Мы оба делали вид, что он не сбегал от нее к другой женщине.
— Твой отец сейчас в поисках себя, — начала Мона. — Быть чероки на Востоке — это нелегко. В Форт-Дефайнс он жил вместе с другими индейцами. В его жизни был смысл. А теперь он чувствует себя потерянным без своих друзей, навахо и чероки.
— Правда? — я постарался, чтобы это прозвучало сочувственно, но ничего не вышло. Смысл жизни отца заключался в том, чтобы нарушать закон и гоняться за юбками. Она что, правда жалеет его или просто пытается таким образом оправдать то, что он натворил?
— Из-за работы в БДИ в Вашингтоне он оторвался от своих индейских корней. Большинство сотрудников управления белые, он чувствует себя среди них чужим. Когда он справится с этим, то вернется.
Она всегда соглашалась со всем, что отец ей говорил. Теперь если он захочет помириться, то такое оправдание ей позволит принять его назад. В конце концов, сколько он собирается прожить со своей индейской девчонкой?

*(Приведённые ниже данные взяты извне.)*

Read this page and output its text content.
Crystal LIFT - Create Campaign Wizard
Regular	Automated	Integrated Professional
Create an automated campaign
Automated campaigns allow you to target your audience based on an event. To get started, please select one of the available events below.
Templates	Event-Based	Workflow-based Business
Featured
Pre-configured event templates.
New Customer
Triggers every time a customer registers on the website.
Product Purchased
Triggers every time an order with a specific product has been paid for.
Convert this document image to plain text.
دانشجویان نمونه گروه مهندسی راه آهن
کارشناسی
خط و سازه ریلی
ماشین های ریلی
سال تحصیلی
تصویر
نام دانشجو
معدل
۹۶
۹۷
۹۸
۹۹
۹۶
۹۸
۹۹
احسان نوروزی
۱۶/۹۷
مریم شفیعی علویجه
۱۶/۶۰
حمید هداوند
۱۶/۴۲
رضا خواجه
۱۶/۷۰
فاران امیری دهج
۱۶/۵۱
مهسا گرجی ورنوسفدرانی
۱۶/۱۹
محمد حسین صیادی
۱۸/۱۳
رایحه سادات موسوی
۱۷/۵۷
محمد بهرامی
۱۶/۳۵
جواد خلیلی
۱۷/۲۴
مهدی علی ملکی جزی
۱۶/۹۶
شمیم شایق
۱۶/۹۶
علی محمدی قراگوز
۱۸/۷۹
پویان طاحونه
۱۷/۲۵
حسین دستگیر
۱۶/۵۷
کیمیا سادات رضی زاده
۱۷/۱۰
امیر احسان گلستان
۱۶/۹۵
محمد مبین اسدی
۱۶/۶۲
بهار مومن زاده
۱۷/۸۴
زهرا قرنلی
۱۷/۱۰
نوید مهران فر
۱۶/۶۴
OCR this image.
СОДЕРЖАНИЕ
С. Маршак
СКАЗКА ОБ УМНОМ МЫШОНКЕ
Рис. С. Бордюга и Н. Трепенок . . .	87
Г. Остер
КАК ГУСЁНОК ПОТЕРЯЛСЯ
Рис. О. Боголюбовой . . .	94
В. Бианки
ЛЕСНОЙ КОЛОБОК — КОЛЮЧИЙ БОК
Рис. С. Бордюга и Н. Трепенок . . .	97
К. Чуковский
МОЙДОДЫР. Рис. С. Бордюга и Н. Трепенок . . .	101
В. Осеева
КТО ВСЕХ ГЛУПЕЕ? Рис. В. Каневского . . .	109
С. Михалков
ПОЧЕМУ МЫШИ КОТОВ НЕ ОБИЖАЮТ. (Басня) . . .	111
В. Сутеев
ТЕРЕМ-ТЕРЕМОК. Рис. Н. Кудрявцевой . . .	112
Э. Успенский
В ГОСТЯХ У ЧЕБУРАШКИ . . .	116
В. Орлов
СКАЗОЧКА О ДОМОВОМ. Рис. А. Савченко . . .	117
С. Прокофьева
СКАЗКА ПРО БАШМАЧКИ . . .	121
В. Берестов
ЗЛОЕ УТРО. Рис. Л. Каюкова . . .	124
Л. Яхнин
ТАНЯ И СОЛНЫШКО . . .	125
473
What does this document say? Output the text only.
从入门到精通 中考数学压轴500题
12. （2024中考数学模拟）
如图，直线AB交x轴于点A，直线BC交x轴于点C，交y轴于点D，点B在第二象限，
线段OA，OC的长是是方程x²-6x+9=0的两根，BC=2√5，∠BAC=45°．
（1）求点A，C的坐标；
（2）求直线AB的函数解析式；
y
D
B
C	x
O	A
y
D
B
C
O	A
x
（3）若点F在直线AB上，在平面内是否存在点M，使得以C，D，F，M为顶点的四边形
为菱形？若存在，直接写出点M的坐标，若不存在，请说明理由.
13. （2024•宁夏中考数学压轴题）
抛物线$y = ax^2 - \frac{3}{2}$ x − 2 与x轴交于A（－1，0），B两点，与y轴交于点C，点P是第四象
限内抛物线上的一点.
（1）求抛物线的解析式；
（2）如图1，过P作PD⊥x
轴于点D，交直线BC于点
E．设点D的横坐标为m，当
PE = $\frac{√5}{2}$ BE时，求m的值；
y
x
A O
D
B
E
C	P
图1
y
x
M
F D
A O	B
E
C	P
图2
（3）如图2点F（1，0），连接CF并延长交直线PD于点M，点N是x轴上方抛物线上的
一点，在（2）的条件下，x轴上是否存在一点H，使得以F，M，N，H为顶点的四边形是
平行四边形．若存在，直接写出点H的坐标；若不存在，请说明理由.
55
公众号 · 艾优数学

У Моны в глазах стояли слезы. Лицо под гримом казалось опухшим — как обычно у мамы, — и я понял, что перед моим приходом Мона плакала. Мне стало ее искренне жаль, чего я никак от себя не ожидал.
В январе мне выставили оценки за осенний семестр. Все они упали до троек. Я не был удивлен.
С того момента, как отец позвонил сообщить, что уходит к Каролине, я перестал беспокоиться о будущем. Похоже, мне все равно не добиться успеха и не стать счастливым, сколько бы я ни старался. Да и к тому же я никогда не вырвусь из-под отцовского контроля, что еще страшнее.
Я постоянно ощущал давящую усталость. Когда начался тренировочный сезон, я показал плохие результаты, но наплевал и на них тоже. И все-таки мне стало ясно, что со мной что-то не так.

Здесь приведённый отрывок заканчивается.